Notons que ce même article de la loi de finances prévoit l’extinction, à partir du 31 décembre 2022, d’un
autre dispositif fiscal qui permet quant à lui de soutenir la création contemporaine, visé à l’art. 238 bis
AB du CGI. En vertu de celui-ci, les entreprises acquérant « des œuvres originales d'artistes vivants (...)
peuvent déduire du résultat de l'exercice d'acquisition et des quatre années suivantes, par fractions
égales, une somme égale au prix d'acquisition » à condition de les exposer « dans un lieu accessible au
public ou aux salariés, à l'exception de leurs bureaux » pendant ces cinq exercices.

En matière de patrimoine historique, M e Fingerhut souligne l’adoption définitive par l'Assemblée


nationale d’un amendement du député Joël Giraud, visant à annuler l’initiative du Sénat d’exonérer le
Loto du patrimoine des prélèvements sur les jeux de loterie. La chambre haute, dénonçant des
manœuvres de la majorité, souhaitait en effet supprimer ces taxations pour que l'ensemble des revenus
aille réellement au patrimoine via la Fondation du patrimoine.
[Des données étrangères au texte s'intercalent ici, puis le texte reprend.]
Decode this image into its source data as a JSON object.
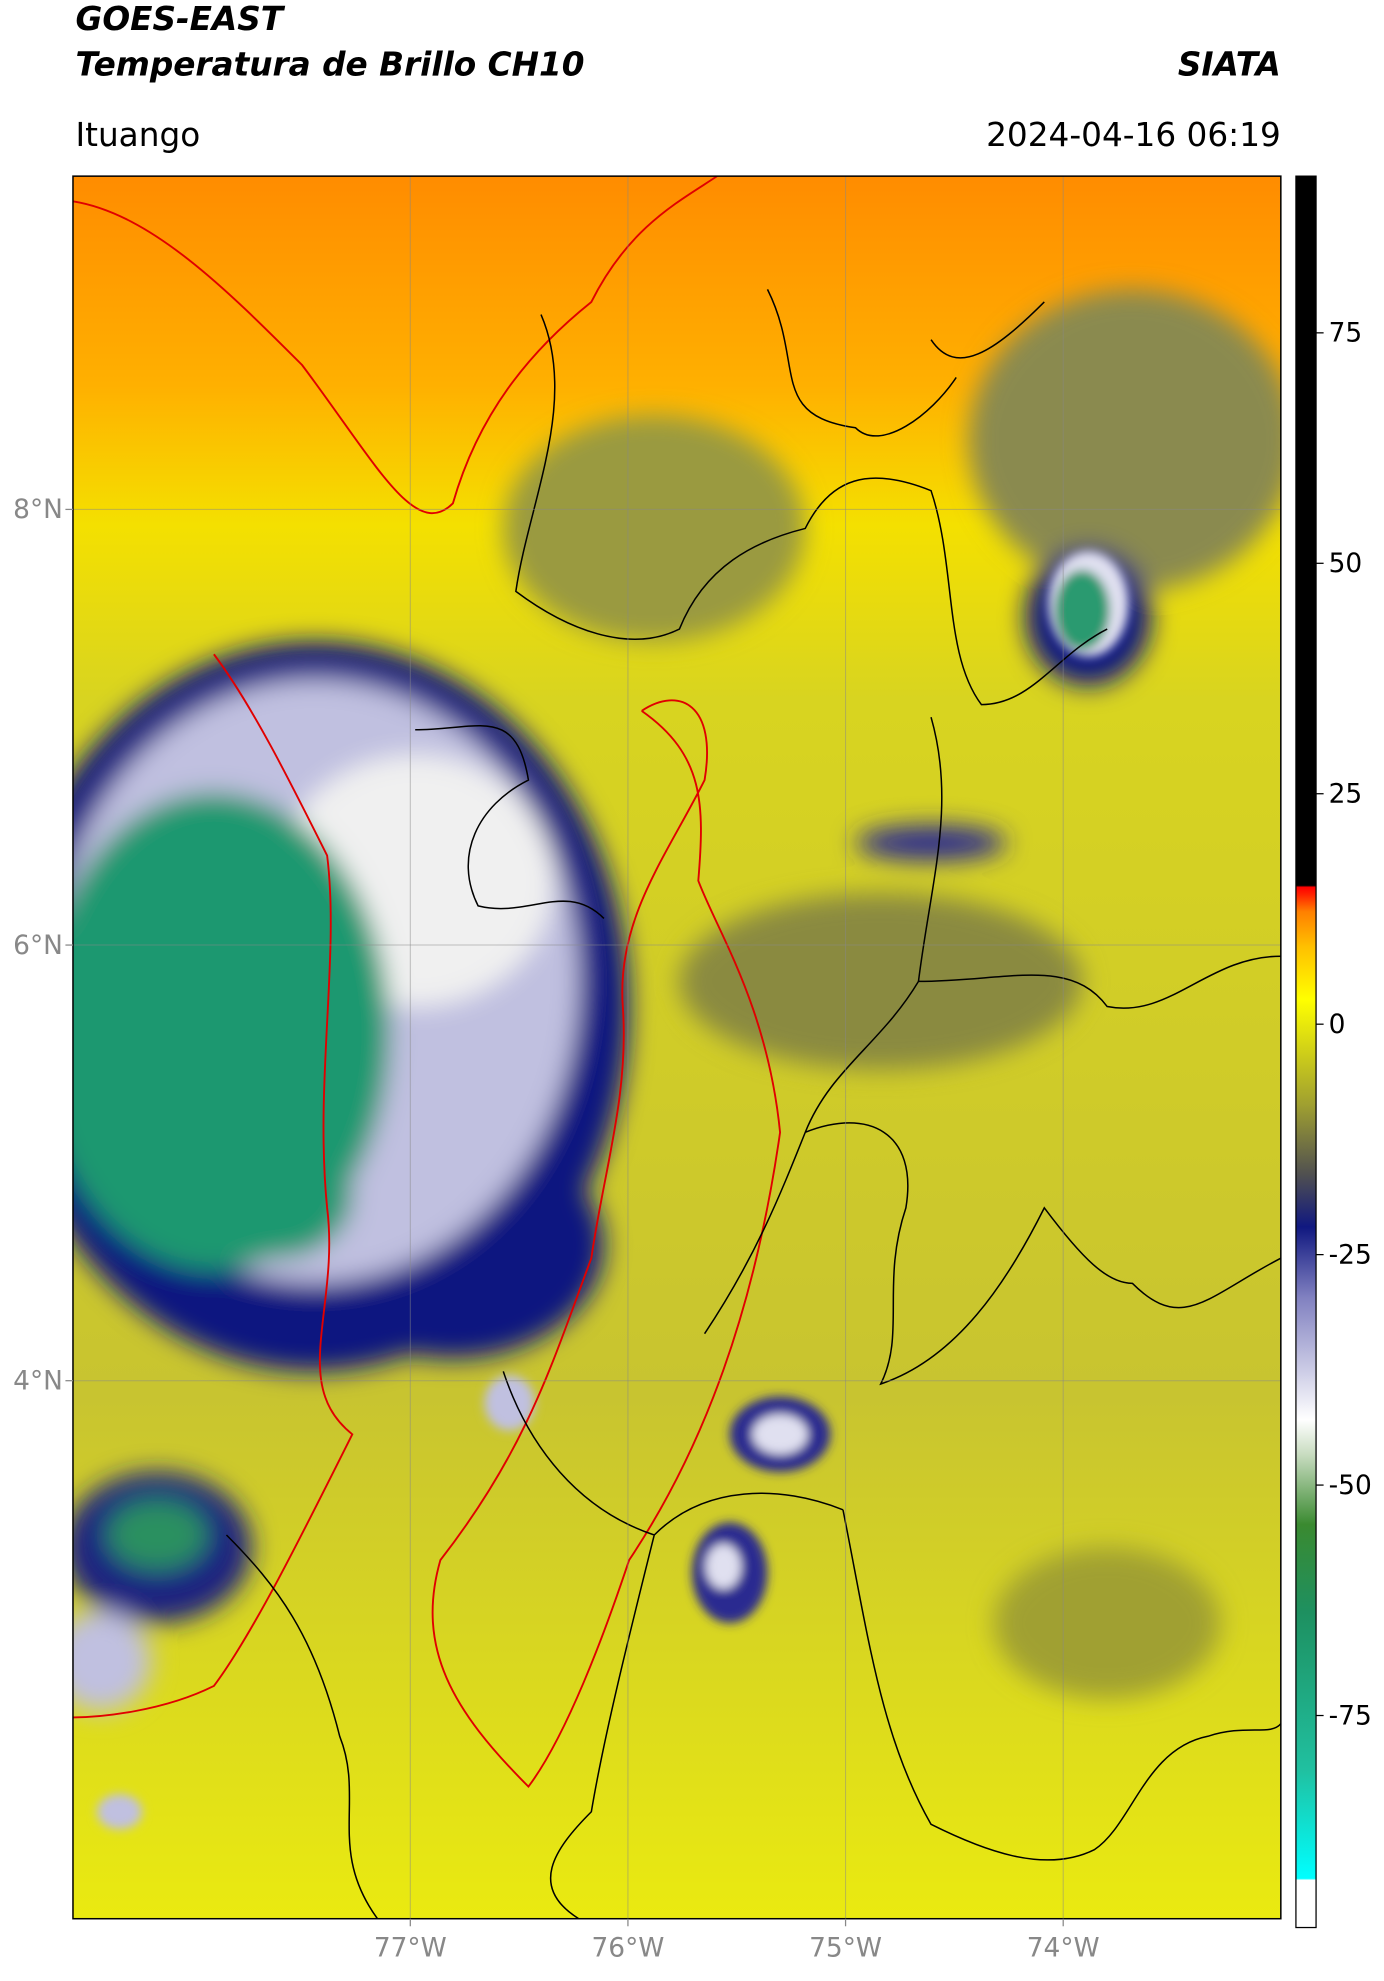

Car, alors qu’en 2018 seuls 21 millions ont
effectivement été affectés à la restauration des monuments sur les 200 « rapportés » au total par le Loto,
ces taxations se sont élevées à 14 millions d’euros, dont 10 au titre des prélèvements de sécurité sociale,
et 4 en faveur de l’Agence nationale du sport, dans l’optique des JO 2024.

L’Assemblée y a coupé court, soutenue par le gouvernement qui préfère abonder en crédits la Fondation
pour compenser cette lourde fiscalité sans grever le budget de ces autres missions « d’intérêt général »
que sont le sport et la solidarité nationale. Il avait ainsi versé 21 millions d’euros à cette fin en 2018.
L’avantage de cette solution, pour M e Fingerhut, est au moins de maintenir la possibilité d’un contrôle
parlementaire sur l’action du gouvernement, ce que n’aurait plus permis l’exonération de taxation.